We demonstrated the potential utility of the bifaceted nanoparticles by displaying different protein minibinders on each face and using them to specifically colocalize beads coated with two distinct receptor proteins. This required altering the tertiary structure of the nanoparticle subunits so that they had exterior-facing N termini for minibinder display. A similar RFdiffusion–ProteinMPNN–AF2 pipeline, here incorporating block adjacency, again proved successful, yielding two successful designs out of the ten tested and demonstrated another level of control over the structure of designed protein assemblies. We note that even though we only displayed minibinders on the B subunits, all six of the subunits in the bifaceted (ABC)₅–(ABD)₅ nanoparticles reported here are uniquely addressable.

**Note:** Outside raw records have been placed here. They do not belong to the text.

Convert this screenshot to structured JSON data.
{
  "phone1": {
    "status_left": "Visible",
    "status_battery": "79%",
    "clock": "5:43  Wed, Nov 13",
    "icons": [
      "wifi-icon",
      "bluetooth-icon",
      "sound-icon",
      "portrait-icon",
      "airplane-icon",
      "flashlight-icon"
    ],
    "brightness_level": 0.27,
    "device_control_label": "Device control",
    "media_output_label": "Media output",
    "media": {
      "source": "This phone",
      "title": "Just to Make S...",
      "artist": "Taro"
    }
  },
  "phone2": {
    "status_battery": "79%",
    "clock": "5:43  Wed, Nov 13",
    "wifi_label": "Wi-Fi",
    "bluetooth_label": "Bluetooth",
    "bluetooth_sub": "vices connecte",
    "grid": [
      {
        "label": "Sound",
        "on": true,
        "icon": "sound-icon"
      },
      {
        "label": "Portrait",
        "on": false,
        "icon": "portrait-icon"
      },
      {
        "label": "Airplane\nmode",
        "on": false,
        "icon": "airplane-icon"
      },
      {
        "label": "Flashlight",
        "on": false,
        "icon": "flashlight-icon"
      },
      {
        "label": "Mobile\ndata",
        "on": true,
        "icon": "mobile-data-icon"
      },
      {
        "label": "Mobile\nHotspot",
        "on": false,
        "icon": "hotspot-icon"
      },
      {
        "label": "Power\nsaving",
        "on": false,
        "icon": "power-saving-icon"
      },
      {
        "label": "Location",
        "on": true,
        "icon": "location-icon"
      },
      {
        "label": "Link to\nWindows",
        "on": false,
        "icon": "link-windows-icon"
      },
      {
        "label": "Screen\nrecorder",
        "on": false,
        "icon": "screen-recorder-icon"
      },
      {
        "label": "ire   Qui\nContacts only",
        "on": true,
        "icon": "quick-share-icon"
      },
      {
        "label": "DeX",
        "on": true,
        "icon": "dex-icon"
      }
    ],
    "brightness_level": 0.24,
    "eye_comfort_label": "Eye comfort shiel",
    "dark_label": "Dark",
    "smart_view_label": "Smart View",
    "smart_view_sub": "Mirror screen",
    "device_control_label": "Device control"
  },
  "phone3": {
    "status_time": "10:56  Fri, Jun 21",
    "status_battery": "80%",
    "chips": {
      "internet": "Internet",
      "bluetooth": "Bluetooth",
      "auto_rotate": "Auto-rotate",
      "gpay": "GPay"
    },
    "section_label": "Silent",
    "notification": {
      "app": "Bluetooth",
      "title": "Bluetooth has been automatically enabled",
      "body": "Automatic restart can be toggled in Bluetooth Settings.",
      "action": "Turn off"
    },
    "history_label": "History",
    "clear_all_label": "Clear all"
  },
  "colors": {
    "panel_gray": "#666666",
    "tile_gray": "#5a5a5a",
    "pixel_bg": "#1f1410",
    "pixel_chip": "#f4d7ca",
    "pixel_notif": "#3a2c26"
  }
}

This property derives not only from the well-defined bifaceted architecture of the (ABC)₅–(ABD)₅ assemblies but also from their hierarchical assembly in vitro. That is, the separate assembly of the (ABC)₅ and (ABD)₅ components enabled the B subunits on each side to be genetically distinct or independently functionalized. We exploited this property to display different protein minibinders on each face and colocalize receptor-coated beads. Together with the precise structural control afforded by our design approach, this proof of principle demonstrates the potential of computationally designed bifaceted nanoparticles to colocalize distinct biological entities at prescribed distances.

Docking

From the PDB file containing Crown_C5-1, which had its five-fold rotational symmetry axis aligned to the z axis, we removed all but three chains of one ABC heterotrimer and truncated the C component by 1–4 helices. Because RPXdock is limited to single-chain inputs, for each instance of the heterotrimer with the truncated C component, we connected amino acid residues of all the three chains of the heterotrimers into one chain and saved as a new PDB. These PDB structures were used as the input files for docking into D5_5 by restricting sampling to rotation and translation along the z axis using RPXdock⁵² (https://github.com/willsheffler/rpxdock). The top scoring and the output with the highest shape compatibility was taken for further design.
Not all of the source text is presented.